10 simple questions to ask yourself

• Do you know your vision?
• Do your employees know and share your vision?
• Are your people clear about your business goals and objectives?
• Are your people clear about their own targets and key performance indicators?
• Do they understand functions of all other departments?
• Do they prioritise just around their own department or consider the business as a whole?
• Do they understand the impact of their actions on other parts of the business?
• Do your people know how the company is doing against its targets?
• Do you have regular meetings with your team?
• Are your employees just doing a job or are they are helping the business to succeed?

If you answer NO to any of these areas, you are potentially de-motivating your workforce and limiting your businesses success.

So how do you introduce a concept of ‘line of sight' into your business?

The first thing to do is to be very clear about your businesses goals and objectives. You need to identify measurable outcomes that will enable your business to achieve profitable growth. For example: to achieve a turnover of X, a profit margin of Y, to reduce costs by Z, to attain a 98% score on customer satisfaction surveys, etc.

Just saying "we want to be the first choice for our customers or increase our market share" is not enough. What does that mean to Harry in the post room or Mary in accounts? More importantly, how will you know when you have got there? And if it's not happening how will you identify why? Waiting until the end of your financial year to find out is to LATE. As the saying goes "what you can not measure you can not achieve"!

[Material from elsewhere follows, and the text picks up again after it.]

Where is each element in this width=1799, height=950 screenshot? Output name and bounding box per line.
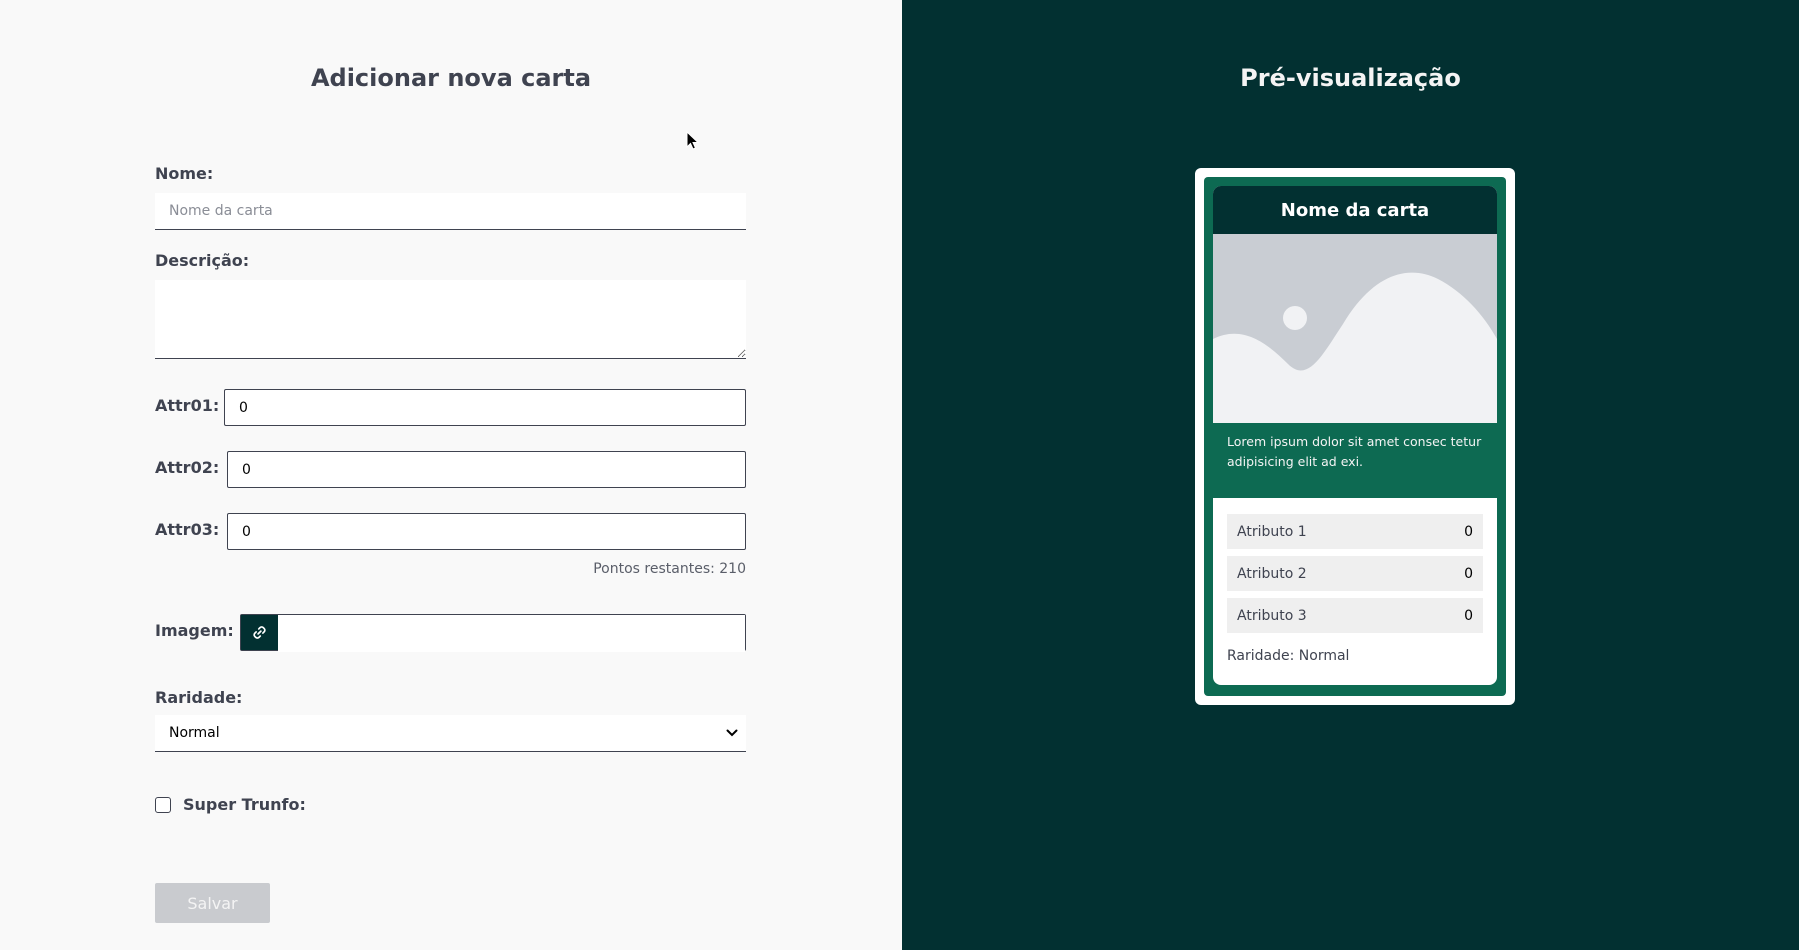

Once you have reached clarity in your goals and objectives you need to cascade it across different functions of your business, to the team leaders and finally to individuals within the teams. These goals and objectives can be communicated as key performance indicators (KPIs), included in job/role descriptions etc.

The next step is to ensure your employees know all departmental functions. You have to be able to demonstrate consistency of organisational, departmental and individual goals and objectives and how they fit into the wider picture. It can be challenging to ensure understanding of the organisational jigsaw. However this will enable them to make better decisions and prioritise around the company not just around themselves.

There may be some things you want to keep from your employees, but ask yourself a question WHY? Your people can be part of the solution! At "Image 4 Success" we believe that individuals respond positively to challenge and involvement thus gaining a sense of belonging. So go on give it a try!